Olivier Père, der neue Direktor von Locarno, hat den Wettbewerb des Festivals nun nach dem Vorbild von Cannes ebenfalls für Dokumentarfilme geöffnet und dem gleich mit einem Sechsstünder Nachdruck verlliehen. Karamay ist eine Stadt in der uigurischen Provinz der Volksrepublik China. 1994 sind in der grossen „Freundschaftshalle“ der Ölarbeiterstadt 323 Menschen im Feuer umgekommen, 288 von ihnen Schulkinder zwischen 6 und 14 Jahren. Wie viele Katastrophen in China wurde auch diese von den Funktionären so gut wie möglich aus der Geschichte getilgt, die Hinterbliebenen, insbesondere die Eltern der toten Kinder, kämpfen seit damals um die offizielle Anerkennung – nicht einmal Totenscheine wurden ausgestellt. Xin Xu gibt nun diesen Hinterbliebenen die Gelegenheit, ihrer Wut, ihren Ängsten und ihren Erinnerungen endlich freien Lauf zu lassen, vor einer fix aufgestellten Kamera. 356 Minuten sind viel für einen Dokumentarfilm, aber nichts, angesichts der Tragödie, die hunderte von Leben auslöschte und viele für immer veränderte.
Radikal ist das vor allem darum, weil die meisten dieser Menschen nie öffentlich und offiziell so über die Geschichte reden könnten und dürften. Immer und immer wieder wird betont, dass die Kontrolle durch die Funktionäre der Stadt und der Provinz, aber letztlich auch der Zentralregierung absolut sei.

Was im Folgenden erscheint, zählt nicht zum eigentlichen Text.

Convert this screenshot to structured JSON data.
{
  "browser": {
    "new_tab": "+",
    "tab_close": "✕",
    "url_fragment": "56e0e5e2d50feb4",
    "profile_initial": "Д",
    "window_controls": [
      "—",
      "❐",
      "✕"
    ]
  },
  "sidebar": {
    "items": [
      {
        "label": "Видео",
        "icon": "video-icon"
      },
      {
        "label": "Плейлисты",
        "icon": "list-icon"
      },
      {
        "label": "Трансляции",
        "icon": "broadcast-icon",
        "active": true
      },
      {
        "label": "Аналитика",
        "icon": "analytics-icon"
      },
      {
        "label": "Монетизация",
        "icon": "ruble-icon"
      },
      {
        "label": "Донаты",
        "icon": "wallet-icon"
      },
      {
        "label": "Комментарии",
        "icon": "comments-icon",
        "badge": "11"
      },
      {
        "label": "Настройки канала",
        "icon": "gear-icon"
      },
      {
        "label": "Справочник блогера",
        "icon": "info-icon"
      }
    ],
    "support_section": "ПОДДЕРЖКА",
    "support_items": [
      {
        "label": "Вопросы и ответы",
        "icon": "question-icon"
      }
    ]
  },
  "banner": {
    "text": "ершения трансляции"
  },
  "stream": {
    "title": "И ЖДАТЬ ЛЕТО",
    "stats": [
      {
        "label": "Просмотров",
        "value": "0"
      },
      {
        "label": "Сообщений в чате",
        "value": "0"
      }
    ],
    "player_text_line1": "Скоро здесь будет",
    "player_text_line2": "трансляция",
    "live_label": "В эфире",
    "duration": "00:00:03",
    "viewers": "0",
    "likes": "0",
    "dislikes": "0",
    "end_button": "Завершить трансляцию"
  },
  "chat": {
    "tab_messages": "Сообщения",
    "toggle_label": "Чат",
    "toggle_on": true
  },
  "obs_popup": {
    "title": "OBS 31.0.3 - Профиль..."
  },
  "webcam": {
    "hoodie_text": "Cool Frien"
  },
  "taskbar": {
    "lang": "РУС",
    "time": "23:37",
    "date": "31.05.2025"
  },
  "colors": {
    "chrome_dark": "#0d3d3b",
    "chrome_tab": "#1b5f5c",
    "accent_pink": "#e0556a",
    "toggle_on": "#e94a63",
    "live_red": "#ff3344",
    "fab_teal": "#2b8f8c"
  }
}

Das legt die Vermutung nahe, dass die Aufnahmen zuerst einmal unter Zusicherung von Diskretion entstanden sind, wohl mit dem Hinweis auf die bisherige Arbeitsweise von Xin Xu und der Absicht, den Film im Ausland zu zeigen. Leider hatte ich heute Sendung während der Pressekonferenz zum Film.
Formal zerreisst der Film keine Stricke, er setzt ein mit einem Gang über den Friedhof und zeigt dann vor allem die redenden Menschen in Schwarzweiss, mit gelegentlichen erklärenden Untertiteln zu den etablierten Fakten und mit dazwischen geschnittenen privaten Videoaufnahmen von 1994 sowie aufgezeichneten Fernsehnachrichten der offiziellen Sender. Aber die immer und immer wieder aufgenommene Erzählung bringt immer mehr Facetten der Tragödie zum Vorschein, Vermutungen, Spekulationen und Fakten, stets getragen vom Schmerz und der Wut der Erzählenden, so dass es effektiv schwer fällt, den Kinosaal zu verlassen, und sei es nur für einen Schluck Wasser.
Natürlich hätten diese sechs Stunden Material auch auf die üblichen neunzig Minuten zusammengeschnitten werden können, der reine Informationsgehalt wäre wohl der gleiche geblieben. Aber die emotionale Wucht bliebe auf der Strecke und die ganze Denkarbeit, die ich als Zuschauer im Saal sechs Stunden lang leiste sowieso.
Karamay ist ein starkes Kinoerlebnis und damit ein starker Dokumentarfilm. Nur schon darum, weil man wohl stundenlang streiten könnte darüber, ob diese schiere Menge an Bildern und Tönen jetzt eher furchtbar sei oder doch vor allem fruchtbar.
Dass die Rezeptionsgeschichte dieses Film letztlich wohl fast interessanter sein dürfte als die Beschreibung seiner Machart, versteht sich von selbst. Die Wirkung des Films ist auf jeden Fall nicht nur eine individuelle für Protagonisten und Zuschauerinnen, sondern letztlich auch eine kollektive, mehr als bei vielen anderen Filmen.